Emotional abuse and the impact of domestic violence on children

In England, where I continue to practice as a Child Protection Social Worker, there are just over 50,000 children who are subject to Child Protection plans. Of this group, 46.0% are classified as at risk of significant harm because of neglect and this is followed by 35.3% who have been assessed as being at risk of emotional abuse.

While neglect can at times be hard to define, and is often seen as an ‘umbrella term’ when choosing a Child Protection category where there are several risk factors present, it is the long-term impact of emotional abuse that remains the most difficult to evidence.

This is because the damage of emotional abuse is mostly hidden, whereas the signs of neglect, physical abuse and sexual abuse can be easier to spot.

Emotional abuse might not leave bruises, but it does leave scars.

When speaking with colleagues from all over the world, they share a common problem of explaining the impact of emotional abuse to parents and carers who find difficulty in understanding the damage their children are suffering. This problem is multiplied many times over if the concerns are so severe that Social Workers are having to suggest alternative care options because of the likely impact of future emotional abuse on children.

Essentially, we are tasked with showing the likely future impact of damage that is invisible and only truly felt by the child themselves.
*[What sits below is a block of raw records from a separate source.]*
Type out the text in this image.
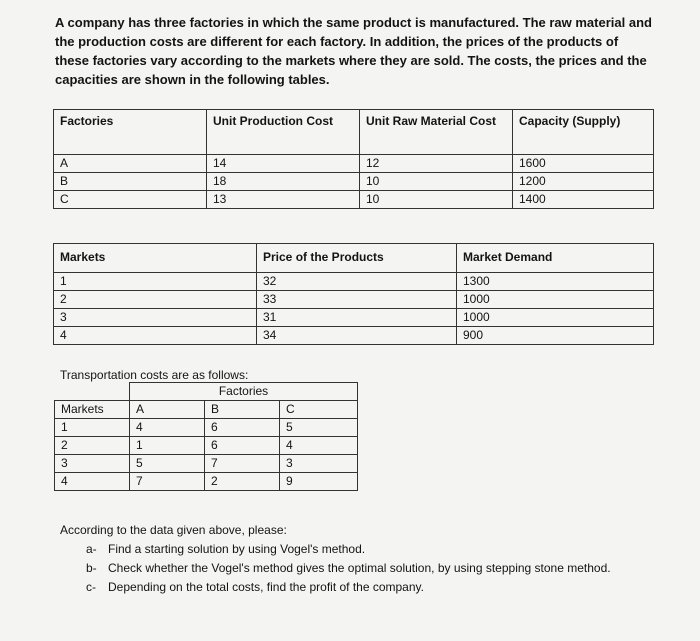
A company has three factories in which the same product is manufactured. The raw material and the production costs are different for each factory. In addition, the prices of the products of these factories vary according to the markets where they are sold. The costs, the prices and the capacities are shown in the following tables.
Factories	Unit Production Cost	Unit Raw Material Cost	Capacity (Supply)
A	14	12	1600
B	18	10	1200
C	13	10	1400
Markets	Price of the Products	Market Demand
1	32	1300
2	33	1000
3	31	1000
4	34	900
Transportation costs are as follows:
	Factories		
Markets	A	B	C
1	4	6	5
2	1	6	4
3	5	7	3
4	7	2	9
According to the data given above, please:
a- Find a starting solution by using Vogel's method.
b- Check whether the Vogel's method gives the optimal solution, by using stepping stone method.
c- Depending on the total costs, find the profit of the company.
Children that are, in many cases, too young to speak for themselves.

But when you see the impact of emotional abuse first hand, you know the devastating consequences it can have and the terrible limitations it can place on the entire life course of a child:

  • Being overly-affectionate to strangers and lacking risk awareness
  • Lacking confidence
  • No close relationship or bond with their parents
  • Aggression or bullying towards others
  • A lack of innocence and growing up too soon
  • Struggles to self-regulate behaviour or control emotions
  • Isolation from friends and family members
  • Poor social skills
  • Self-harm
  • Soiling
  • Eating disorders
  • Difficulty sleeping at night

Here in the United Kingdom, one of the biggest contributors to the emotional abuse of children is living in households where you are exposed to domestic abuse.

Research by the NSPCC showed that around 1 in 5 children had been exposed to domestic abuse at some point in their lives.

A Government report on Serious Case Reviews, which are only undertaken when a child dies or is seriously harmed (and there are concerns about how professionals worked together to safeguard them), found that domestic abuse was a factor in over half of all such cases.

The immediate impact of exposure to domestic abuse on children includes:

  • Feelings of anxiety and worry
  • Experiencing nightmares or sleeplessness
  • Loss of concentration and difficulty in focusing on tasks
  • Hyperactivity and obsessive behaviours
  • Aggressive behaviours, often emulating witnessed abuse
  • Worry about the safety of abused parent and fear of being parted

Longer-term, the lifelong negative impacts can include:

  • Behavioural problems in later life
  • A higher likelihood of alcohol and substance abuse
  • Increasing chances of depression and anxiety disorders in adulthood
  • Worse achievement in education and training

If you consider all those ways that witnessing domestic violence can damage children, it becomes clear why Social Workers fight so hard to protect children from the emotional abuse it causes.

If you think about the way that witnessing domestic violence can shape a child’s behaviours, change their character, prevent them from achieving in school, cut them off from friends, stunt their emotional development and push them into criminal activities, Social Workers must do anything we can to safeguard children who are at risk.

Hopefully we can keep children safe in their family homes through interventions like domestic violence perpetrator programmes, courses such as the Freedom Programme and direct work to help parents better understand the impact that living this way has on their children.

But, if negating such risk means having to go to Court and suggest alternative care, when all our other efforts to keep children safe have failed, then that is a step that we sadly must take.

The alternative option, to leave children languishing in abusive households in the hope that they are resilient enough to survive, is to write children off and sentence them to a life of compounded oppression; beset by cycles of deprivation and more likely to pass this abuse on to their own future generations.

All of us, parents and Social Workers one and all, must do whatever we can to protect children from the emotional abuse that comes from living with domestic violence.

After all, we should have the same goal- to do whatever we can to keep children safe.